Une course à relais pour les 50 ans de l’ELRFC

Agrandir l'image
Les coureurs prennent le départ à la Garnison Saint-Jean. (Photo: Cpl Myki Poirier-Joyal)
Yves Bélanger - journal Servir

Le vendredi 30 juin, la course à relais de 274 km a pris le départ à la Garnison Saint-Jean en direction du Musée canadien de la guerre à Ottawa. L’activité spéciale a été organisée par l’École de leadership et de recrues des Forces canadiennes (ELRFC) pour souligner les 50 ans de l’établissement.

Le sergent Hugo Lachance, un des organisateurs de la course, explique que l’un des plus grands défis de cet événement a été d’obtenir l’accord des différentes municipalités qui seraient traversées par les coureurs avec un délai de seulement trois mois. « Habituellement, ce genre d’activité s’organise au minimum un an à l’avance. Là, nous n’avions que le quart du temps pour tout mettre en place. »

Il a donc consacré une grande partie de son temps à cette tâche en compagnie de l’adjudant Marc-Henri Savard. « Une chose qui a joué en notre faveur, c’est que beaucoup de municipalités avaient en grande estime les Forces armées canadiennes qui, lors de l’Opération LENTUS, ont offert un grand soutien qui a été fort apprécié. En plus de nous donner leur accord, elles nous ont délégué la gestion de la sécurité tout le long du parcours. »

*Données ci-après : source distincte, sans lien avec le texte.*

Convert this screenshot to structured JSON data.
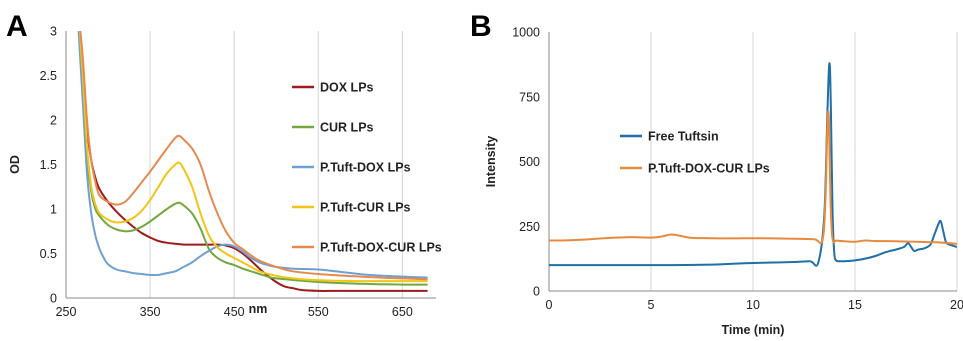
{
  "panels": {
    "A": {
      "letter": "A"
    },
    "B": {
      "letter": "B"
    }
  },
  "chart_data": [
    {
      "type": "line",
      "panel": "A",
      "xlabel": "nm",
      "ylabel": "OD",
      "xlim": [
        250,
        690
      ],
      "ylim": [
        0,
        3
      ],
      "xticks": [
        250,
        350,
        450,
        550,
        650
      ],
      "xtick_labels": [
        "250",
        "350",
        "450",
        "550",
        "650"
      ],
      "yticks": [
        0,
        0.5,
        1,
        1.5,
        2,
        2.5,
        3
      ],
      "ytick_labels": [
        "0",
        "0.5",
        "1",
        "1.5",
        "2",
        "2.5",
        "3"
      ],
      "grid": "vertical",
      "legend_position": "right",
      "series": [
        {
          "name": "DOX LPs",
          "color": "#9e1b1b",
          "x": [
            265,
            270,
            275,
            280,
            285,
            290,
            300,
            310,
            320,
            330,
            340,
            350,
            360,
            370,
            380,
            390,
            400,
            410,
            420,
            430,
            440,
            450,
            460,
            470,
            480,
            490,
            500,
            510,
            520,
            530,
            550,
            570,
            590,
            610,
            650,
            680
          ],
          "y": [
            3.2,
            2.6,
            1.9,
            1.55,
            1.35,
            1.22,
            1.08,
            0.97,
            0.88,
            0.8,
            0.73,
            0.68,
            0.64,
            0.62,
            0.61,
            0.6,
            0.6,
            0.6,
            0.6,
            0.6,
            0.59,
            0.56,
            0.5,
            0.42,
            0.33,
            0.25,
            0.18,
            0.13,
            0.11,
            0.09,
            0.08,
            0.08,
            0.08,
            0.08,
            0.08,
            0.08
          ]
        },
        {
          "name": "CUR LPs",
          "color": "#72a83e",
          "x": [
            265,
            270,
            275,
            280,
            285,
            290,
            300,
            310,
            320,
            330,
            340,
            350,
            360,
            370,
            380,
            385,
            390,
            400,
            410,
            420,
            430,
            440,
            450,
            460,
            470,
            480,
            490,
            500,
            550,
            600,
            650,
            680
          ],
          "y": [
            3.2,
            2.4,
            1.6,
            1.2,
            1.0,
            0.92,
            0.82,
            0.77,
            0.75,
            0.76,
            0.8,
            0.86,
            0.93,
            1.0,
            1.06,
            1.07,
            1.04,
            0.95,
            0.78,
            0.55,
            0.45,
            0.4,
            0.37,
            0.33,
            0.3,
            0.27,
            0.24,
            0.22,
            0.18,
            0.16,
            0.15,
            0.15
          ]
        },
        {
          "name": "P.Tuft-DOX LPs",
          "color": "#6fa0d2",
          "x": [
            265,
            270,
            275,
            280,
            285,
            290,
            295,
            300,
            310,
            320,
            330,
            340,
            350,
            360,
            370,
            380,
            390,
            400,
            410,
            420,
            430,
            440,
            450,
            460,
            470,
            480,
            490,
            500,
            520,
            550,
            580,
            610,
            650,
            680
          ],
          "y": [
            3.0,
            2.2,
            1.4,
            0.95,
            0.7,
            0.55,
            0.45,
            0.38,
            0.32,
            0.3,
            0.28,
            0.27,
            0.26,
            0.26,
            0.28,
            0.3,
            0.35,
            0.4,
            0.47,
            0.53,
            0.58,
            0.6,
            0.58,
            0.52,
            0.45,
            0.4,
            0.37,
            0.35,
            0.33,
            0.32,
            0.29,
            0.26,
            0.24,
            0.23
          ]
        },
        {
          "name": "P.Tuft-CUR LPs",
          "color": "#f2c417",
          "x": [
            265,
            270,
            275,
            280,
            285,
            290,
            300,
            310,
            320,
            330,
            340,
            350,
            360,
            370,
            380,
            385,
            390,
            400,
            410,
            420,
            430,
            440,
            450,
            460,
            470,
            480,
            500,
            520,
            550,
            600,
            650,
            680
          ],
          "y": [
            3.2,
            2.5,
            1.7,
            1.25,
            1.05,
            0.95,
            0.88,
            0.85,
            0.86,
            0.9,
            0.98,
            1.1,
            1.25,
            1.4,
            1.5,
            1.52,
            1.45,
            1.25,
            0.95,
            0.7,
            0.57,
            0.5,
            0.45,
            0.4,
            0.35,
            0.3,
            0.25,
            0.22,
            0.2,
            0.19,
            0.19,
            0.19
          ]
        },
        {
          "name": "P.Tuft-DOX-CUR LPs",
          "color": "#e58a4f",
          "x": [
            265,
            270,
            275,
            280,
            285,
            290,
            300,
            310,
            320,
            330,
            340,
            350,
            360,
            370,
            380,
            385,
            390,
            400,
            410,
            420,
            430,
            440,
            450,
            460,
            470,
            480,
            500,
            520,
            550,
            600,
            650,
            680
          ],
          "y": [
            3.2,
            2.7,
            2.0,
            1.55,
            1.3,
            1.15,
            1.08,
            1.05,
            1.08,
            1.18,
            1.3,
            1.42,
            1.55,
            1.68,
            1.8,
            1.82,
            1.78,
            1.68,
            1.5,
            1.2,
            0.95,
            0.75,
            0.62,
            0.55,
            0.48,
            0.42,
            0.35,
            0.3,
            0.27,
            0.24,
            0.22,
            0.21
          ]
        }
      ]
    },
    {
      "type": "line",
      "panel": "B",
      "xlabel": "Time (min)",
      "ylabel": "Intensity",
      "xlim": [
        0,
        20
      ],
      "ylim": [
        0,
        1000
      ],
      "xticks": [
        0,
        5,
        10,
        15,
        20
      ],
      "xtick_labels": [
        "0",
        "5",
        "10",
        "15",
        "20"
      ],
      "yticks": [
        0,
        250,
        500,
        750,
        1000
      ],
      "ytick_labels": [
        "0",
        "250",
        "500",
        "750",
        "1000"
      ],
      "grid": "vertical",
      "legend_position": "left",
      "series": [
        {
          "name": "Free Tuftsin",
          "color": "#1f6fa8",
          "x": [
            0,
            2,
            4,
            6,
            8,
            9,
            10,
            11,
            12,
            12.8,
            13.2,
            13.5,
            13.65,
            13.75,
            13.82,
            13.9,
            13.98,
            14.05,
            14.2,
            14.5,
            15,
            15.5,
            16,
            16.5,
            17,
            17.4,
            17.6,
            17.75,
            17.9,
            18.1,
            18.4,
            18.7,
            18.9,
            19.1,
            19.2,
            19.3,
            19.45,
            19.6,
            19.8,
            20
          ],
          "y": [
            100,
            100,
            100,
            100,
            102,
            105,
            108,
            110,
            112,
            115,
            110,
            300,
            700,
            880,
            700,
            300,
            150,
            120,
            115,
            115,
            118,
            125,
            135,
            150,
            160,
            170,
            185,
            170,
            155,
            160,
            165,
            180,
            220,
            260,
            270,
            240,
            190,
            180,
            175,
            170
          ]
        },
        {
          "name": "P.Tuft-DOX-CUR LPs",
          "color": "#e88a3e",
          "x": [
            0,
            1,
            2,
            3,
            4,
            5,
            5.5,
            6,
            6.5,
            7,
            8,
            9,
            10,
            11,
            12,
            13,
            13.4,
            13.55,
            13.65,
            13.72,
            13.8,
            13.9,
            14.1,
            14.5,
            15,
            15.5,
            16,
            17,
            18,
            19,
            20
          ],
          "y": [
            195,
            196,
            200,
            205,
            208,
            206,
            210,
            218,
            212,
            205,
            204,
            203,
            204,
            203,
            202,
            200,
            195,
            350,
            650,
            660,
            350,
            200,
            195,
            192,
            190,
            195,
            193,
            192,
            190,
            188,
            182
          ]
        }
      ]
    }
  ]
}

Pendant 24 heures, les 14 athlètes volontaires ont chacun couru deux blocs de temps. « Le coureur en piste portait un bâton, un artéfact de l’ELRFC, et le passait à son successeur », précise Sgt Lachance. En moyenne, les participants couraient à une vitesse de 12 km/heure. Pour être au meilleur de leur forme au moment d’effectuer la course, les 14 athlètes ont eu l’aide des moniteurs en conditionnement physique et sport des Programmes de soutien du personnel (PSP). « Les PSP ont été d’un grand soutien et ont réussi à s’ajuster au délai très court avant la course. »

Le 1er juillet, les coureurs sont arrivés à Ottawa en respectant l’horaire prévu. « Ils avaient pris de l’avance, mais les mauvaises conditions météorologiques ont retardé quelque peu nos athlètes à la fin. Ils ont toutefois pu arriver à temps au Musée canadien de la guerre », conclut le sergent Lachance.

Notons qu’avant le grand départ, les organisateurs et les coureurs ont pris la pose devant la Garnison Saint-Jean en tenant le drapeau des jeux Invictus. « Nous voulions ainsi promouvoir cet événement sportif qui aura lieu en septembre à Toronto », conclut le sergent Lachance. Rappelons que les jeux Invictus proposent des épreuves sportives adaptées pour les militaires et anciens combattants blessés et malades.